Nos asignaron una habitación. Mi acompañante de parto pidió una pelota, apagó las luces y se quedó a mi lado, respetando mi silencio y mi estado de concentración. El tiempo me pasó muy rápido, dos horas me parecieron 20 minutos y las 2pm ya estaba de 5cm y entraba en la bañera. Mi ginecólogo entró a saludarme, yo no le respondí y el no insistió. Se marchó y me dejó con dos matronas maravillosas. Pasaron 2 horas en silencio dentro del agua, respirando y escuchando música relajante. Mi acompañante de parto practico técnicas de anclaje para ayudarme a profundizar en mi hipnosis y las olas se volvieron más intensas. La matrona me sugirió salir de la bañera para que no me bajara la tensión, y yo le dije que no podía salir, le dije si salgo quiero epidural, ella tan solo dijo “con epidural será más largo, ya estás casi al final y eso me convenció a no perder el ánimo. Ella se mantuvo con mucha calma, me realizó un tacto, estaba ya de 8 cm y la niña venía en posición correcta, pero no se rompía la bolsa del líquido amniótico. Me quedé en el agua caliente otra hora más- ayuda mucho a relajarse entre olas- y cuando me decidí a que me ayudaran a romper la bolsa, me puse de rodillas con intención de incorporarme y oí un sonido como “pop” se rompió sola. Aquí aumento de nuevo la intensidad de las olas y empezó el descenso de la cabeza y las ganas de empujar, intenté respirar y no empujar pero me resulto imposible. Utilicé mucho la voz para realizar expiraciones muy largas en forma de “j” para ayudar a que la bebé saliera. Yo seguía en el agua en posición horizontal con una pierna colgada dentro de una tela que colgaba del techo. El expulsivo no fue rápido, la cabeza salió en 6 o 7 olas y eso permitió al tejido perineal distenderse de forma gradual y no rasgarse - no me pusieron ni un solo punto. Yo tuve a mi bebé sola en el agua mientras las matronas y el ginecólogo miraban desde fuera en silencio. Su cuerpecito salió entero dentro del agua a las 6pm y la matrona la colocó sobre mi pecho mientras mi acompañante cortaba el cordón. Vaciaron la bañera y salimos del agua para alumbrar la placenta en la camilla y comprobar que todo estaba bien.

 

Estuvimos 2 horas en paritorio recuperándonos las dos piel con piel. A los 15 min de nacer encontró el pecho y empezó a succionar con total naturalidad. Todo el personal médico me dio la enhorabuena por un parto muy bueno y “bonito”. Mi recuperación fue inmediata. A la mañana siguiente podía caminar y sentarme con total naturalidad. Sin duda volvería a repetir la experiencia del mismo modo! Gracias Sandra y gracias a todos los que me han apoyado para tener un parto natural de forma positiva y relajada.

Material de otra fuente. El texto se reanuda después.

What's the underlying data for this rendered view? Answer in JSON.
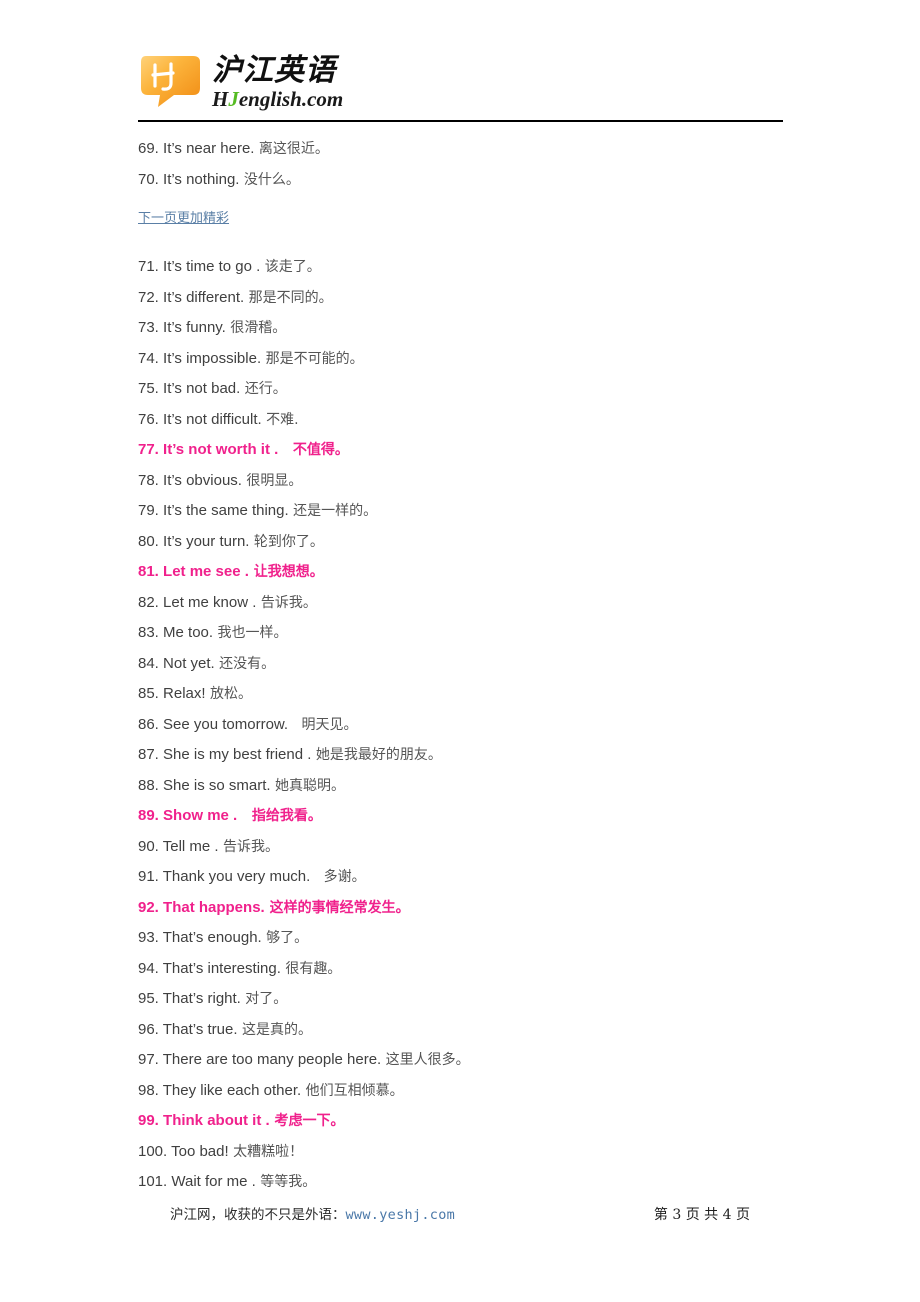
{
  "colors": {
    "highlight_pink": "#f0218c",
    "link_blue": "#5a7fa6",
    "url_blue": "#4a78a8",
    "logo_orange": "#f7a022",
    "logo_green": "#55bb22",
    "body_text": "#404040"
  },
  "header": {
    "logo": {
      "mark_letters": "HJ",
      "chinese_name": "沪江英语",
      "domain_prefix": "H",
      "domain_green": "J",
      "domain_suffix": "english.com"
    }
  },
  "content": {
    "next_page_link": "下一页更加精彩",
    "lines": [
      {
        "num": "69.",
        "en": " It’s near here.",
        "cn": " 离这很近。",
        "highlight": false
      },
      {
        "num": "70.",
        "en": " It’s nothing.",
        "cn": " 没什么。",
        "highlight": false
      },
      {
        "num": "71.",
        "en": " It’s time to go .",
        "cn": " 该走了。",
        "highlight": false
      },
      {
        "num": "72.",
        "en": " It’s different.",
        "cn": " 那是不同的。",
        "highlight": false
      },
      {
        "num": "73.",
        "en": " It’s funny.",
        "cn": " 很滑稽。",
        "highlight": false
      },
      {
        "num": "74.",
        "en": " It’s impossible.",
        "cn": " 那是不可能的。",
        "highlight": false
      },
      {
        "num": "75.",
        "en": " It’s not bad.",
        "cn": " 还行。",
        "highlight": false
      },
      {
        "num": "76.",
        "en": " It’s not difficult.",
        "cn": " 不难.",
        "highlight": false
      },
      {
        "num": "77.",
        "en": " It’s not worth it .",
        "cn": "   不值得。",
        "highlight": true
      },
      {
        "num": "78.",
        "en": " It’s obvious.",
        "cn": " 很明显。",
        "highlight": false
      },
      {
        "num": "79.",
        "en": " It’s the same thing.",
        "cn": " 还是一样的。",
        "highlight": false
      },
      {
        "num": "80.",
        "en": " It’s your turn.",
        "cn": " 轮到你了。",
        "highlight": false
      },
      {
        "num": "81.",
        "en": " Let me see .",
        "cn": " 让我想想。",
        "highlight": true
      },
      {
        "num": "82.",
        "en": " Let me know .",
        "cn": " 告诉我。",
        "highlight": false
      },
      {
        "num": "83.",
        "en": " Me too.",
        "cn": " 我也一样。",
        "highlight": false
      },
      {
        "num": "84.",
        "en": " Not yet.",
        "cn": " 还没有。",
        "highlight": false
      },
      {
        "num": "85.",
        "en": " Relax!",
        "cn": " 放松。",
        "highlight": false
      },
      {
        "num": "86.",
        "en": " See you tomorrow.",
        "cn": "   明天见。",
        "highlight": false
      },
      {
        "num": "87.",
        "en": " She is my best friend .",
        "cn": " 她是我最好的朋友。",
        "highlight": false
      },
      {
        "num": "88.",
        "en": " She is so smart.",
        "cn": " 她真聪明。",
        "highlight": false
      },
      {
        "num": "89.",
        "en": " Show me .",
        "cn": "   指给我看。",
        "highlight": true
      },
      {
        "num": "90.",
        "en": " Tell me .",
        "cn": " 告诉我。",
        "highlight": false
      },
      {
        "num": "91.",
        "en": " Thank you very much.",
        "cn": "   多谢。",
        "highlight": false
      },
      {
        "num": "92.",
        "en": " That happens.",
        "cn": " 这样的事情经常发生。",
        "highlight": true
      },
      {
        "num": "93.",
        "en": " That’s enough.",
        "cn": " 够了。",
        "highlight": false
      },
      {
        "num": "94.",
        "en": " That’s interesting.",
        "cn": " 很有趣。",
        "highlight": false
      },
      {
        "num": "95.",
        "en": " That’s right.",
        "cn": " 对了。",
        "highlight": false
      },
      {
        "num": "96.",
        "en": " That’s true.",
        "cn": " 这是真的。",
        "highlight": false
      },
      {
        "num": "97.",
        "en": " There are too many people here.",
        "cn": " 这里人很多。",
        "highlight": false
      },
      {
        "num": "98.",
        "en": " They like each other.",
        "cn": " 他们互相倾慕。",
        "highlight": false
      },
      {
        "num": "99.",
        "en": " Think about it .",
        "cn": " 考虑一下。",
        "highlight": true
      },
      {
        "num": "100.",
        "en": " Too bad!",
        "cn": " 太糟糕啦！",
        "highlight": false
      },
      {
        "num": "101.",
        "en": " Wait for me .",
        "cn": " 等等我。",
        "highlight": false
      }
    ]
  },
  "footer": {
    "tagline": "沪江网，收获的不只是外语：",
    "url": "www.yeshj.com",
    "page_indicator": "第 3 页 共 4 页"
  }
}
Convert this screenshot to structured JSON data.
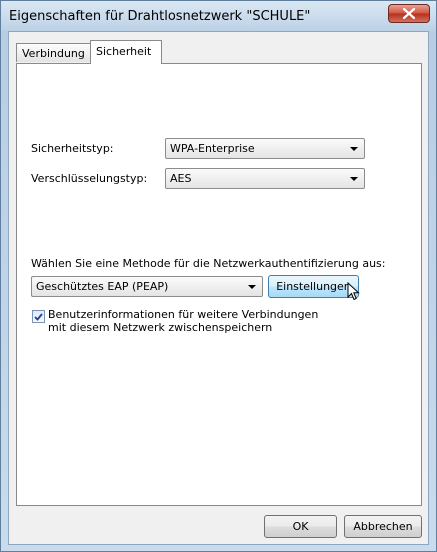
{
  "window": {
    "title": "Eigenschaften für Drahtlosnetzwerk \"SCHULE\"",
    "close_label": "X"
  },
  "tabs": [
    {
      "label": "Verbindung",
      "active": false
    },
    {
      "label": "Sicherheit",
      "active": true
    }
  ],
  "security": {
    "type_label": "Sicherheitstyp:",
    "type_value": "WPA-Enterprise",
    "encryption_label": "Verschlüsselungstyp:",
    "encryption_value": "AES"
  },
  "auth": {
    "instruction": "Wählen Sie eine Methode für die Netzwerkauthentifizierung aus:",
    "method_value": "Geschütztes EAP (PEAP)",
    "settings_button": "Einstellungen",
    "remember_checked": true,
    "remember_label": "Benutzerinformationen für weitere Verbindungen mit diesem Netzwerk zwischenspeichern"
  },
  "footer": {
    "ok_label": "OK",
    "cancel_label": "Abbrechen"
  }
}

Nacimiento de Primrose Ivy

 

Mi hija Primrose Ivy nació el 24 de enero de 2017 después de sólo 5h 41min. Su nacimiento fue tan diferente del nacimiento de mi hijo William, que nació con una cesárea de emergencia después de 12h de parto. Con mi primogénito, experimenté un trabajo muy largo, doloroso y traumático. El dolor era insoportable, como se esperaba, e incluso después de cargas de alivio del dolor (gas y aire, 2x inyecciones de petidina y epidural) todavía tenia un montón de dolor y solo terminó despues de la cesárea. Fue una experiencia traumática y me tomó mucho tiempo recuperarme (mentalmente más que físicamente).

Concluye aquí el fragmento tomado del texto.